Я же взирал на эти муки творчества несколько отстраненно, как на массовый психоз.
Если изнасилование военной формы к дембелю или изготовление дивных дембельских альбомов я относил к легкому умоисступлению, то склонность к саморазукрашиванию считал тяжелым поражением головного мозга.
Потому как форма — ну это только народ смешить по дороге, да патрули радовать, а дома — две бутылки в харю с порога- и дизайн вполне соответствует внутреннему содержанию. Потом немного валяний по глинистым канавам- и от местных калдырей героя можно отличить лишь приглядевшись, а кто, спрашивается, будет вглядываться в лежалую пьянь?
С альбомами последствия еще легче — их дело годами собирать антресольную пыль и таить под ее толстым слоем правду о психозах хозяина.
Но с татукретинизма так просто не слезешь: либо освежеваться придется, либо на всю жизнь утвердиться в мысли, что все было не зря. Заколотив в себе досками дверь эволюции.
Одно хорошо — одиночество тут не грозит.
Удивило то, что заболевание сие косит и прекрасный пол, причем в тяжелой форме.
На Патриках мы со Смолиным хмуро наблюдали анамнез одной общей знакомой.
. . .
Милая рыжая еврейская девушка Люся радостно щебеча, показывала нам жопу.
Там резвился маленький дельфинчик. Люся молила глазами о похвале, мы малодушно одобрили. Чо уш. Деньги плочены, взад зад не вернешь в первозданность, остается только хвалить. Идиоты.
Через месяц дельфинчик мутировал в паучка- побольше размером. Потом в располневшую до полной нелетучести колибри. Затем на Люсиной жопе побывала, постепенно увеличиваясь в размерах, вся передача « В мире животных».
Я советовал набить на соседнее полужопие Николая Дроздова, что б приглядывал за зверинцем.
Через год по Люсиной ноге струился и извивался здоровенный пупырчатый спрут, надежно охраняя от покушения Люсину расщелину. Налитое кровью ярое око чудовища злобно пялилось на мир с Люсиного лобка, отбивая всякие фривольные мысли.
Кончилось все это и печально, и предсказуемо: Люся вышла замуж за мастера тату-салона и сама стала кольщицей.
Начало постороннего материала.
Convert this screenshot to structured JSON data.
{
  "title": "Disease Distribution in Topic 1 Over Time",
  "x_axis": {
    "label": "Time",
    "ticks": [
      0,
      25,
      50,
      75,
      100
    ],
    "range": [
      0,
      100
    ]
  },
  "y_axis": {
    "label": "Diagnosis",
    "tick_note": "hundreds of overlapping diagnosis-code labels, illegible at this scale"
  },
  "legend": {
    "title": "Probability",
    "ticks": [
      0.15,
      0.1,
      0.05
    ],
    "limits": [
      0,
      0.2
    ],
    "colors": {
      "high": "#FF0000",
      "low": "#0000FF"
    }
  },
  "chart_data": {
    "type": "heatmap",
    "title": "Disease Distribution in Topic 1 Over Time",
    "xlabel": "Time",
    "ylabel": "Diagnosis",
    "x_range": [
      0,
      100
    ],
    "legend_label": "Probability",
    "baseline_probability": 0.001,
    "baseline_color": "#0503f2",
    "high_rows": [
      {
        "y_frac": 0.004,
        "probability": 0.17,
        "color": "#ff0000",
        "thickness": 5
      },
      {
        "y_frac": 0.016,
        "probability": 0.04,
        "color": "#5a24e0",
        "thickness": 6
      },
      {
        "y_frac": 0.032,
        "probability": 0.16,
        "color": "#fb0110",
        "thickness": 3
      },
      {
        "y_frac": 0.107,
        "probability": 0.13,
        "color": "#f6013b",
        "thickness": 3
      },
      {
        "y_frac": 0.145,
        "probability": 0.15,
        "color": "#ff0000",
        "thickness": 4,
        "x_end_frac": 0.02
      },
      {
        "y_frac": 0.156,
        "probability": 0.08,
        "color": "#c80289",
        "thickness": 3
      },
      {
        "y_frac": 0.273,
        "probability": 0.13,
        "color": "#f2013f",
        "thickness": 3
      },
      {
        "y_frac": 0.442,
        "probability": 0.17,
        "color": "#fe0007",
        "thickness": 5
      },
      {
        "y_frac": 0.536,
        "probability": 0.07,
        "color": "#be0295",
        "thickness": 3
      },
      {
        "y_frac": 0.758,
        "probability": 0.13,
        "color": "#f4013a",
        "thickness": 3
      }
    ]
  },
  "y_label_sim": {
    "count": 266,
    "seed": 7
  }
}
Вслед за Люсей эпидемия скосила бабу Смолина. Все по накатанной: «Смотрите, какую ящерку я на пупке наколола!»
Мы с Олегом хмуро переглянулись. По Люсе мы уже знали, что словами делу тут не поможешь — процесс не остановить.
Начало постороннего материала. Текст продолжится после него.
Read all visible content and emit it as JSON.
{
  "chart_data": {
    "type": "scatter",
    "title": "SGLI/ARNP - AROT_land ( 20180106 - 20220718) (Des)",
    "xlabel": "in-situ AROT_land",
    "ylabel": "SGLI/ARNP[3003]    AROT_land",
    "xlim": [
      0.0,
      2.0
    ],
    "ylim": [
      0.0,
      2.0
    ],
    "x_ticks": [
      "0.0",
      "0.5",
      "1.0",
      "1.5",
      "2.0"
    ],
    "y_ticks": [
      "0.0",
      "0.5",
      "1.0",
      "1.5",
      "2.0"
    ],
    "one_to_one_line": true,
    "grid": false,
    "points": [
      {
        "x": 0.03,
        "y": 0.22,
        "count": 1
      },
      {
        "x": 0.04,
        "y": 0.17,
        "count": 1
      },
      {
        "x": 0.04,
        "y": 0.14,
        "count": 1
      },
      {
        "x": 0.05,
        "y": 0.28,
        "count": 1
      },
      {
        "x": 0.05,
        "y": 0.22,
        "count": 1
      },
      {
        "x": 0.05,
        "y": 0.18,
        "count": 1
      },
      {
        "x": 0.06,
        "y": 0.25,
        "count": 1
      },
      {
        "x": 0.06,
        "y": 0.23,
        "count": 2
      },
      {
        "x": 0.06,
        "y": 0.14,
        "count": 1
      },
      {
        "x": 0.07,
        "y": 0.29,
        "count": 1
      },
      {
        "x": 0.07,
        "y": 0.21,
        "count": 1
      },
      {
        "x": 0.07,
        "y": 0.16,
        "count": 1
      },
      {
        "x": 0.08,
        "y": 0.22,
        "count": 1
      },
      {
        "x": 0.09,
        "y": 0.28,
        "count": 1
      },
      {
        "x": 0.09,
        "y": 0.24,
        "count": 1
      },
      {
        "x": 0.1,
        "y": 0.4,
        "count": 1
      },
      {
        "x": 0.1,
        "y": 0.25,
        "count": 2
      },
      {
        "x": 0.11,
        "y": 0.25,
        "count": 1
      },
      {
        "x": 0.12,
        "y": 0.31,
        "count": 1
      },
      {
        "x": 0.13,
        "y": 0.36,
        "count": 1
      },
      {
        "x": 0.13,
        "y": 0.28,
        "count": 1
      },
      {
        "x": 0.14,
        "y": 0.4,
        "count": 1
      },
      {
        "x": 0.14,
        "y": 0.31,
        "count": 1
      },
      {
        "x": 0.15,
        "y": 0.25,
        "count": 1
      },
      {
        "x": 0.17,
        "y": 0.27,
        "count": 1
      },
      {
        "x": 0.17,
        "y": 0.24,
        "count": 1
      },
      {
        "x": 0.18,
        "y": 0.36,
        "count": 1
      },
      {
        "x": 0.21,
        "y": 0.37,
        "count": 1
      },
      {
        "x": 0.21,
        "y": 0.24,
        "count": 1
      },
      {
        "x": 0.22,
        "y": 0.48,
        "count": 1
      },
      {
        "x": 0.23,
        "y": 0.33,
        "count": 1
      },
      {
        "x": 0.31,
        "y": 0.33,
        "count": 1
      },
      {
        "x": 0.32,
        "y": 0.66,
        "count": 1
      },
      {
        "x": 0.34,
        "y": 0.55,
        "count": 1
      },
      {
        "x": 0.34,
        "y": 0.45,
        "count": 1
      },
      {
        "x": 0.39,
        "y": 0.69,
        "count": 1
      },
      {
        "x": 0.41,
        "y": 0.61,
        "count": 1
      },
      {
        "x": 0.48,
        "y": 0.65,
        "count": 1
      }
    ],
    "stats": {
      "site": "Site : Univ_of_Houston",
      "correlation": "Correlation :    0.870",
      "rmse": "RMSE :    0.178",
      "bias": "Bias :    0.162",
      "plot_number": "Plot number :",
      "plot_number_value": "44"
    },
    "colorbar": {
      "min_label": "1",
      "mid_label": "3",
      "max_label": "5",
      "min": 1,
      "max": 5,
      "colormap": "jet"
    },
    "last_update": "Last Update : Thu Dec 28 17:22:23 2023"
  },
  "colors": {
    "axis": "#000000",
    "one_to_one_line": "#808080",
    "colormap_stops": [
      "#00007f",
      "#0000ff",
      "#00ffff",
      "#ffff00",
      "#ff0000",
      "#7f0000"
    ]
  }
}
Жаль бабу. Развесистая такая. Была.
Но.
Я недооценил Смолина.
— Ната! Такое дело надо обмыть!
— Я не против!
— Отлично.
Олежек упоил подругу до полной отключки, после чего на всю ночь заперся с ней в спальне.
Утром меня разбудил дикий вой.
С трудом разлепив очи, я обнаружил синюшного оттенка урку, что бесновался в коридоре.
— Ты откуда сбежал, синенький? И почему голый?
Урка завизжал и забился в падучей. Только тут я понял, что это не самец коренного обитателя тюрьмы, а его засиженная самка. $уясе, сколько ходок.
Раз, два, шесть, да не вертись ты, дай купола посчитать... Мдя... Заслуженная тетя...
Резкая отрицала. Тут тебе и «СМЕРТЬ ЛЕГАВЫМ ОТ НОЖА» по правому борту начертано, и «ЛЯГАВЫХ Е#УТ ДАЖЕ ИДОЛЫ» — по левому.
О как! А такого я доселе ни разу не видел.
Новое слово в Лениниане с прищуром глядело на меня с ее живота. Прям как живой, Ильич.
Талантливо изображен, реалистично. Подстриженный клинышком лобок прекрасно справлялся с образом бородки вождя мирового пролетариата.
Зэчка тем временем поднялась, подползла к зеркалу и, вглядевшись, начала исступленно биться в него головой. Пора вмешаться, а то расшибет еще.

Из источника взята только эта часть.